The basement room was cleared of pens with blue or black ink, items that could mar paper ballots. Anyone wearing a coat was told to leave it in the hallway, in case something nefarious was hidden underneath. Water bottles, purses and keys were placed on the floor, leaving the large plastic tables smooth and uncluttered. And at 9 a.m., with the brisk rap of a county clerk’s wooden gavel, the first recount of the 2016 presidential election was underway in Wisconsin, with another recount pending in the neighboring battleground state of Michigan. For the next 12 days, election officials across all 72 counties in Wisconsin will work days, nights and weekends to recount nearly three million ballots, an effort initiated and financed by Jill Stein, the Green Party presidential candidate, who has suggested that voting machines in the state could have been hacked. Very few people expect that the recount will reverse the outcome of the election. President-elect Donald J. Trump triumphed here over Hillary Clinton by 22,177 votes, and in Michigan by 10,704 votes, a margin that a lawyer for Mrs. Clinton, Marc Elias, said had never been overcome in a recount. Legal challenges to the vote in Pennsylvania, where Mr. Trump leads by 70,638 votes, are also underway.
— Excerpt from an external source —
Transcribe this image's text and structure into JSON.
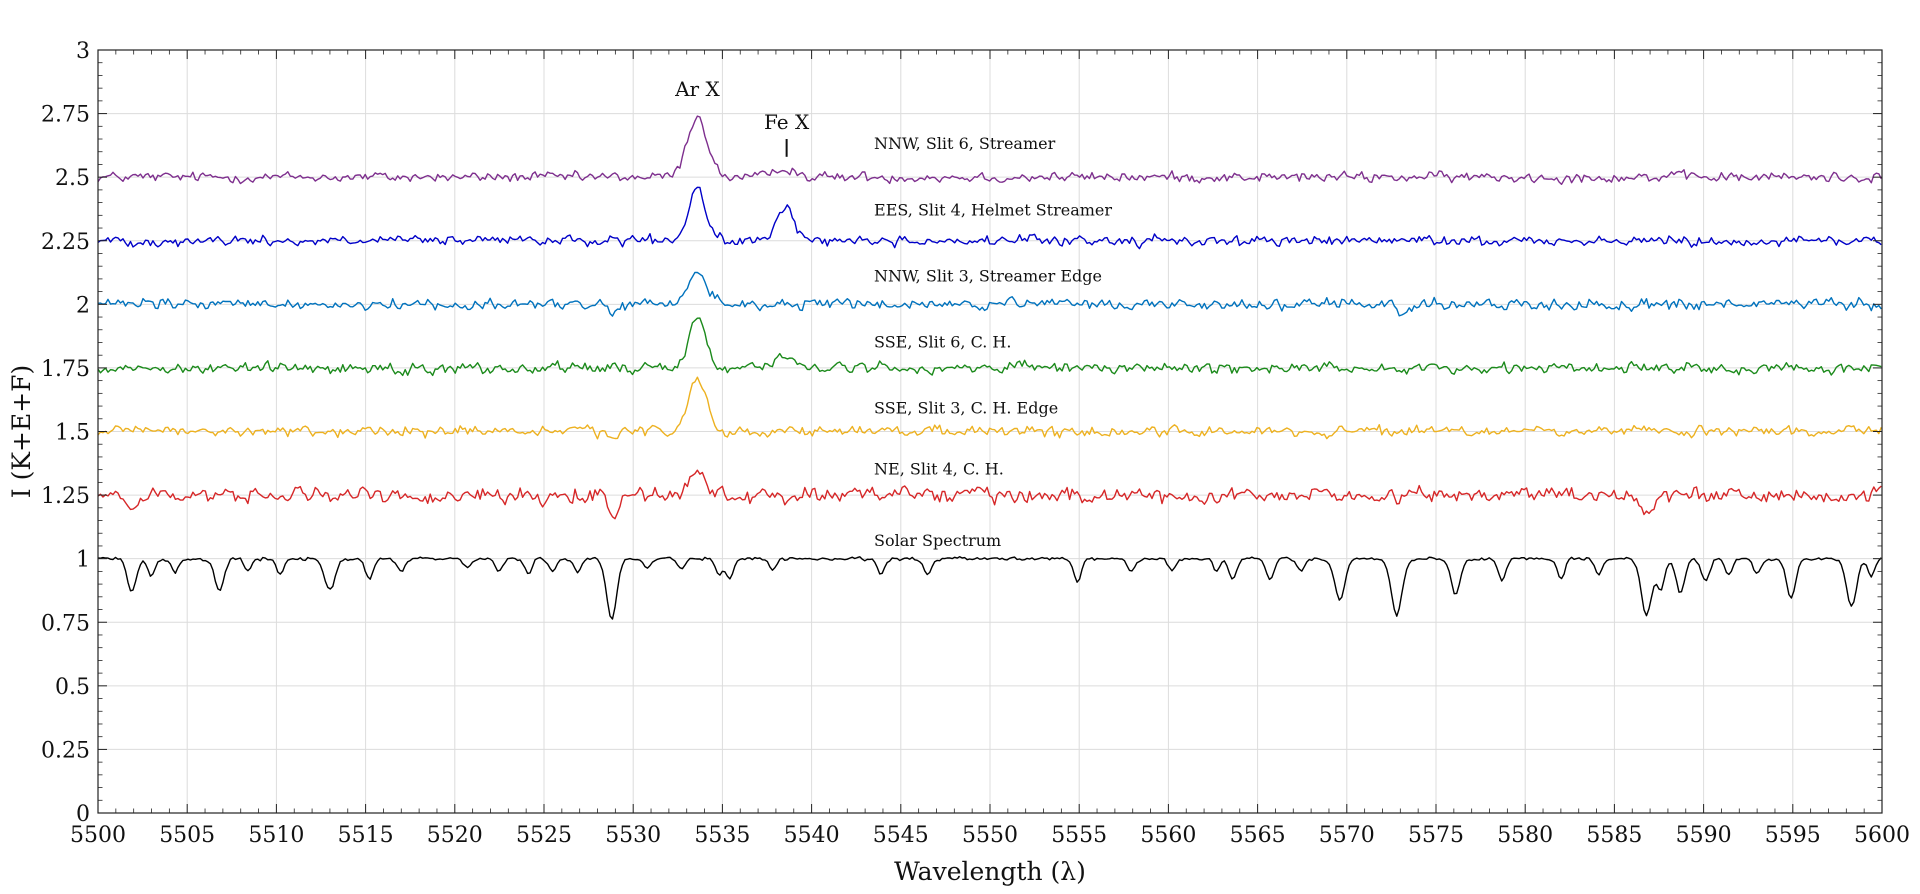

… Here in Elkhorn, a city of about 10,000 people in Walworth County in southern Wisconsin, the recount began in a government building downtown, where workers approached their task with both urgency and trepidation. They are expecting to count ballots for close to 12 hours a day until the task is complete – their deadline is Dec. 12. The Electoral College will vote on Dec. 19.
“We’re going to be working long hours, but we’re going to get this done,” said Kimberly S. Bushey, the clerk for Walworth County. When a co-worker suggested that the group would be taking a lunch break at some point, she answered with a terse “Maybe.”
Tabulators, mostly retirees, are being paid $25 for each half day they work, and county officials say they would bring in workers as needed to count the 51,000 ballots in time.